Second Thoughts From B

If we've learned anything during our culinary exploration of DC, it is that this is quite the foodie town. So anything that makes us trek 50 miles out of the city on a Friday night must be something special. And Volt was just that.

The restaurant lived up to the hype and finally added actual flavors to the dishes that looked so wonderful on TV. But that's not why I think Volt is special. We've got celebrity and award-winning chefs around the corner. And you can probably find expertly conceived and prepared dishes made from fresh and local ingredients - and of Volt's caliber - at quite a few local establishments. So what's the big deal?

The thing I loved about Volt was that they were able to walk the line between fine dining and pretentious/exclusive dining. It seemed to be a founding concept of Volt; the service, the flavor profiles, and even the "uniforms" (suits with brown Converse), seemed luxurious yet accessible. And how appropriate for a "Top Chef."

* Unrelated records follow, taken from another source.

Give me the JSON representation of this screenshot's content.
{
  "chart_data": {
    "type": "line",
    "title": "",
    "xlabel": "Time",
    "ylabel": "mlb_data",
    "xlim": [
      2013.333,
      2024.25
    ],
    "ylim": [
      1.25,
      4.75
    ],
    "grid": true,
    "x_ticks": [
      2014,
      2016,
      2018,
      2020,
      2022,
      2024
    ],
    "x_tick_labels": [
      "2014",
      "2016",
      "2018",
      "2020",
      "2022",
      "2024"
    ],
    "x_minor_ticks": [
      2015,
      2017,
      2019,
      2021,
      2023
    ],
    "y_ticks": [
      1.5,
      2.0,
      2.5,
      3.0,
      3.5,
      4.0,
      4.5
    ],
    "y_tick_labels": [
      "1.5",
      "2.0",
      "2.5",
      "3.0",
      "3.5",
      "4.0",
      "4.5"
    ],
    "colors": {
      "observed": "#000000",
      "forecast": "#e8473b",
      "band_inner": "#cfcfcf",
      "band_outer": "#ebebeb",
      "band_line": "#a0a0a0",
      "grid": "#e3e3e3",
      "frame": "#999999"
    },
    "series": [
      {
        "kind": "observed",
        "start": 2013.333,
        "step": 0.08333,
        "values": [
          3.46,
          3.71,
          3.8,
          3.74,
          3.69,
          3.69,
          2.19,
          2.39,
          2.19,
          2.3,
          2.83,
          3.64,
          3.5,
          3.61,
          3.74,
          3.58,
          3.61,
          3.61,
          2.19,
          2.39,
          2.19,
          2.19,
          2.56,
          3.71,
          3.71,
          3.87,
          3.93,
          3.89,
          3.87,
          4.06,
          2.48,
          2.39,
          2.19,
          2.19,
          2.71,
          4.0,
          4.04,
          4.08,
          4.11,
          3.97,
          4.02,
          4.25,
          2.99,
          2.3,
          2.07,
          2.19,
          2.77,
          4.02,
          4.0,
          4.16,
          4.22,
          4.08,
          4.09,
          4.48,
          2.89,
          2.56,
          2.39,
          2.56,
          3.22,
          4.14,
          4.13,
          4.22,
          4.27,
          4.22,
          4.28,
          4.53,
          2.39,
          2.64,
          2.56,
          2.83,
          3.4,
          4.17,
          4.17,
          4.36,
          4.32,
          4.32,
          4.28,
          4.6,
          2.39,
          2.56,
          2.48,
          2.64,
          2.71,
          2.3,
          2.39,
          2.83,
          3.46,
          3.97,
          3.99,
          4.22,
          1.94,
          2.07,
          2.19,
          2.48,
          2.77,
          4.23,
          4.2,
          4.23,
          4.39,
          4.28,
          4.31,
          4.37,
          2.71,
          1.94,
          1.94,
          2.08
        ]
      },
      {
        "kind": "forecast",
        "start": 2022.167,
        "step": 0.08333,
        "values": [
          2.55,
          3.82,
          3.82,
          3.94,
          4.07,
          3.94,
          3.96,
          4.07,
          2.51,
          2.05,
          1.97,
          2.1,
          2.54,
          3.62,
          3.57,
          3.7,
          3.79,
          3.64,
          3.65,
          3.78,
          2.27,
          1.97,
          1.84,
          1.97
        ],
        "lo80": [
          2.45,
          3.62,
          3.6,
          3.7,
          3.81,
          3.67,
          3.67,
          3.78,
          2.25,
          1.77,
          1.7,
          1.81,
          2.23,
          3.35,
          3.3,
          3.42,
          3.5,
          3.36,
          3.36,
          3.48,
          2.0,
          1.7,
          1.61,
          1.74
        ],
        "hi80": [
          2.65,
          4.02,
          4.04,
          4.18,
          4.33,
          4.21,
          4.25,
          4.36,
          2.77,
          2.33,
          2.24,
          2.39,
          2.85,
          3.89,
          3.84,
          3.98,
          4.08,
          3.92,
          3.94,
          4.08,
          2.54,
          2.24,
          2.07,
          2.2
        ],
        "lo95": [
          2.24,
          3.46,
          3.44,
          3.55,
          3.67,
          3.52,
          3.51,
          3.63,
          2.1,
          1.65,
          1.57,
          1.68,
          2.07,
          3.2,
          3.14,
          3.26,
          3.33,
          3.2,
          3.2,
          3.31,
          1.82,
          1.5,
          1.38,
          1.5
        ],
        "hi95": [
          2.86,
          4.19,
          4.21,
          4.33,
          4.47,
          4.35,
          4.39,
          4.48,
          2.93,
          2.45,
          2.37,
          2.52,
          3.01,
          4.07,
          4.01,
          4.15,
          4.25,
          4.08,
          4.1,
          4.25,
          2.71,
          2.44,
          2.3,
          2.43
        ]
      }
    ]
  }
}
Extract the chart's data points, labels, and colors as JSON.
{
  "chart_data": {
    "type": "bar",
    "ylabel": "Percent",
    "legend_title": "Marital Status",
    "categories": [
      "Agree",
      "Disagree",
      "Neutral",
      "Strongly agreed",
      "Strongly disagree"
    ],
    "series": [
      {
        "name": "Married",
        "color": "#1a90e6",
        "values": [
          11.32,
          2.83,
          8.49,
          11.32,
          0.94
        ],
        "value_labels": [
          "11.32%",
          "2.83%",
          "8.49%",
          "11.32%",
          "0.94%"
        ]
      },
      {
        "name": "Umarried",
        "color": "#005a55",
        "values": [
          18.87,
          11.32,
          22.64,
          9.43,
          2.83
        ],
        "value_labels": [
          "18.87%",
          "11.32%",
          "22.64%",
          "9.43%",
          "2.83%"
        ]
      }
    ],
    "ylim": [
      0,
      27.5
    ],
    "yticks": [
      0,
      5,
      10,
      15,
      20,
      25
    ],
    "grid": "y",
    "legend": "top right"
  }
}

You see, Top Chef and shows like it have made fine dining accessible to the masses. And at Volt, I felt that no question was too remedial and no flavor too complex. At the same time, even the most seasoned foodie would have been impressed by the depth and dimension of the dishes. There were several moments during the evening when one of us would say to the other, "This is the best --- that I've ever had." That really speaks to the genius of the chef, especially considering that the menu is altered almost daily to reflect whatever ingredients are currently available. It also means that we'll have to go back to see what the good Mr. Voltaggio is cooking up next time we're able to snag a reservation...
Volt on Urbanspoon

1 comment:

Amy W. said...

That looks like an amazing meal! Thanks for letting me live vicariously through your experience.